Olur da aklımı boşaltır, huzur bulurum diye, matımı alıp yogaya gittim. Zoraki bir “günaydın” deyip oturdum yerime. Dersin sonuna doğru yoga hocası yanıma gelip “nasılsın Papatya?” dediğinde, pimimi çekmiş oldu. “Nasıl olayım?” deyip ağlamaya başladım.
“Haklısın. Ama tutma kendini” diye kucakladı beni. “Dünya değişiyor. Dünya temizleniyor. Evren temizleniyor” dedi; “zamanı gelmişti”.
“Ama bu kadar şiddet, vahşet olmak zorunda mı?” diye isyan ediyordum sessizce.
Günün geri kalan kısmında, muhtelif yerlerde ve zamanlarda hep ağladım, ağladım. Arkadaşımın kafesine girer girmez, telefonu açar açmaz, çocuğuma sarılır sarılmaz. Çocuklar da endişeli endişeli bakmaya başladılar artık, annesine neler oluyor diye. “Yine yemek yok çocuklar”, “dur şimdi şunu okuyayım”, “sen git bu sana göre değil, ben bir şey seyredip gelicem” demeler... O akşam buradaki protestoya katılmış olmak biraz olsun yüreğimi hafifletti.
4 Haziran 2013
Gördüklerim, okuduklarım, inanamadıklarımla yavaş yavaş olayı fark görmeye başladım. Gözyaşlarımı sildim.

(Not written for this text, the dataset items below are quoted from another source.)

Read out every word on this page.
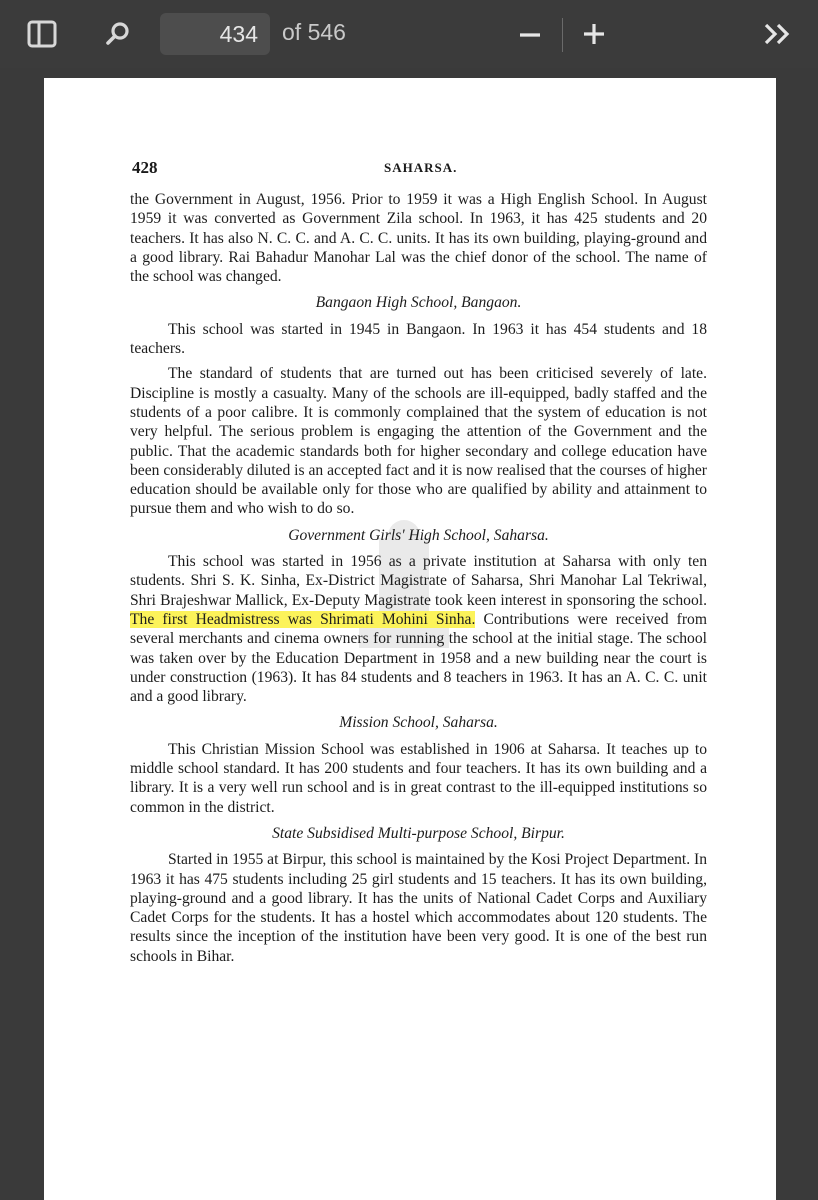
434	of 546
428	SAHARSA.

the Government in August, 1956. Prior to 1959 it was a High English School. In August 1959 it was converted as Government Zila school. In 1963, it has 425 students and 20 teachers. It has also N. C. C. and A. C. C. units. It has its own building, playing-ground and a good library. Rai Bahadur Manohar Lal was the chief donor of the school. The name of the school was changed.

Bangaon High School, Bangaon.

This school was started in 1945 in Bangaon. In 1963 it has 454 students and 18 teachers.

The standard of students that are turned out has been criticised severely of late. Discipline is mostly a casualty. Many of the schools are ill-equipped, badly staffed and the students of a poor calibre. It is commonly complained that the system of education is not very helpful. The serious problem is engaging the attention of the Government and the public. That the academic standards both for higher secondary and college education have been considerably diluted is an accepted fact and it is now realised that the courses of higher education should be available only for those who are qualified by ability and attainment to pursue them and who wish to do so.

Government Girls' High School, Saharsa.

This school was started in 1956 as a private institution at Saharsa with only ten students. Shri S. K. Sinha, Ex-District Magistrate of Saharsa, Shri Manohar Lal Tekriwal, Shri Brajeshwar Mallick, Ex-Deputy Magistrate took keen interest in sponsoring the school. The first Headmistress was Shrimati Mohini Sinha. Contributions were received from several merchants and cinema owners for running the school at the initial stage. The school was taken over by the Education Department in 1958 and a new building near the court is under construction (1963). It has 84 students and 8 teachers in 1963. It has an A. C. C. unit and a good library.

Mission School, Saharsa.

This Christian Mission School was established in 1906 at Saharsa. It teaches up to middle school standard. It has 200 students and four teachers. It has its own building and a library. It is a very well run school and is in great contrast to the ill-equipped institutions so common in the district.

State Subsidised Multi-purpose School, Birpur.

Started in 1955 at Birpur, this school is maintained by the Kosi Project Department. In 1963 it has 475 students including 25 girl students and 15 teachers. It has its own building, playing-ground and a good library. It has the units of National Cadet Corps and Auxiliary Cadet Corps for the students. It has a hostel which accommodates about 120 students. The results since the inception of the institution have been very good. It is one of the best run schools in Bihar.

Sonra anladım ki aslında Türkiye’de şu anda olan şey değildi, olmasından korktuğum şeydi SAVAŞ. Öylesine çok korktuğum... Benim Kürtmüş, Ermeniymiş, Museviymiş, Çerkezmiş, Arapmış, Zenciymiş, Çinliymiş, Latinmiş hiç kimseyle derdim yok. Ben her milletten insanla aynı sofrada yiyip içmişim, ama ya O öyle düşünmüyorsa? Bir savaş kaosu içine girildiğinde ya Ermeni, soykırımı, Rum, 6-7 Eylül olaylarını, Musevi, Neve Şalom’u, Alevi Sivas’ı hatırlarsa. Ben kimci değilim, ırkçı hiç değilim, ama kimin umurunda? Ya O kin güdüyorsa bunca yıl? Anladım ki beni korkutan şey aslında buydu...
5 Haziran 2013
Gözyaşlarımın arasından önce kendime bile inanamayarak hafifçe gülümseten, sonra güldüren, sonra da adamakıllı kahkaha attırabilen benim insanımın içtenliği, sağduyusu, dayanışmasıydı. Her şeye rağmen hiç körelmeyen yaratıcılık, sloganlardaki, duvar yazılarındaki mizah anlayışı tekrar tekrar hayran bıraktı.
Birbirinin gözünü oymasından korkacağım insanlar; yanındakinin giyimine kuşamına, cinsiyetine, yaşına, politik görüşüne, yüreğindeki inanca ya da hiçbir görüşü ve inancı olmayışına bakmadan, el ele verdi, yan yana durdu. Düşeni kaldırmaya 10 kişi koştu. Bir tencere yemeğini paylaştı, şişesinde kalan suyla köpeğinin yüzünü yıkadı. Çocuğunu dahil etti protestoya, yürüyemeyen ninesini taşıdı meydanlara. Hepsi ama hepsi oradaydı; yan yanaydı.
Her şey güllük gülistanlık değil elbette. Ne yazık ki ömür boyu kalıcı sakatlıklar, daha da kötüsü gencecik yaşta hayatını kaybedenler oldu. Keşke olmasaydı, hiç olmasaydı. Keşke barış için, daha özgür bir yaşam için bir araya gelen insanlar hiçbir kimsenin kılına zarar gelmeden derdini anlatabilseydi.
Daha da kötüsü bunca kayba rağmen hiçbir şeyin değişmemesi olurdu.
Ben, uzaklardan, ne yazık ki benimle paylaşıldığı, kendimi internet üzerinden dahil edebildiğim kadarıyla olan bitenin bir parçası olmaya çalıştım. Kimsenin elini tutamasam, koluna girip destek olamasam da en azından elime geçen ve moral vereceğine inandığım herşeyi internette paylaştım. Tahmin edebiliyorum, orada bulunanların bambaşka ve çok özel duygular yaşadıklarından eminim.
Türkiye’ de bütün dünyaya ders verebilecek düzeyde bambaşka şeyler oluyor şu günlerde. Gerçekten bu kez bir şeyler değişecek, inanıyorum. Gerçekten bir şeylerden kurtulunacak, temizlenecek bu güzel ülke. Bu istikrarlı, gururlu ve sağduyulu duruşuyla belki de bambaşka bir dünyanın önünü açacak, Türkiye.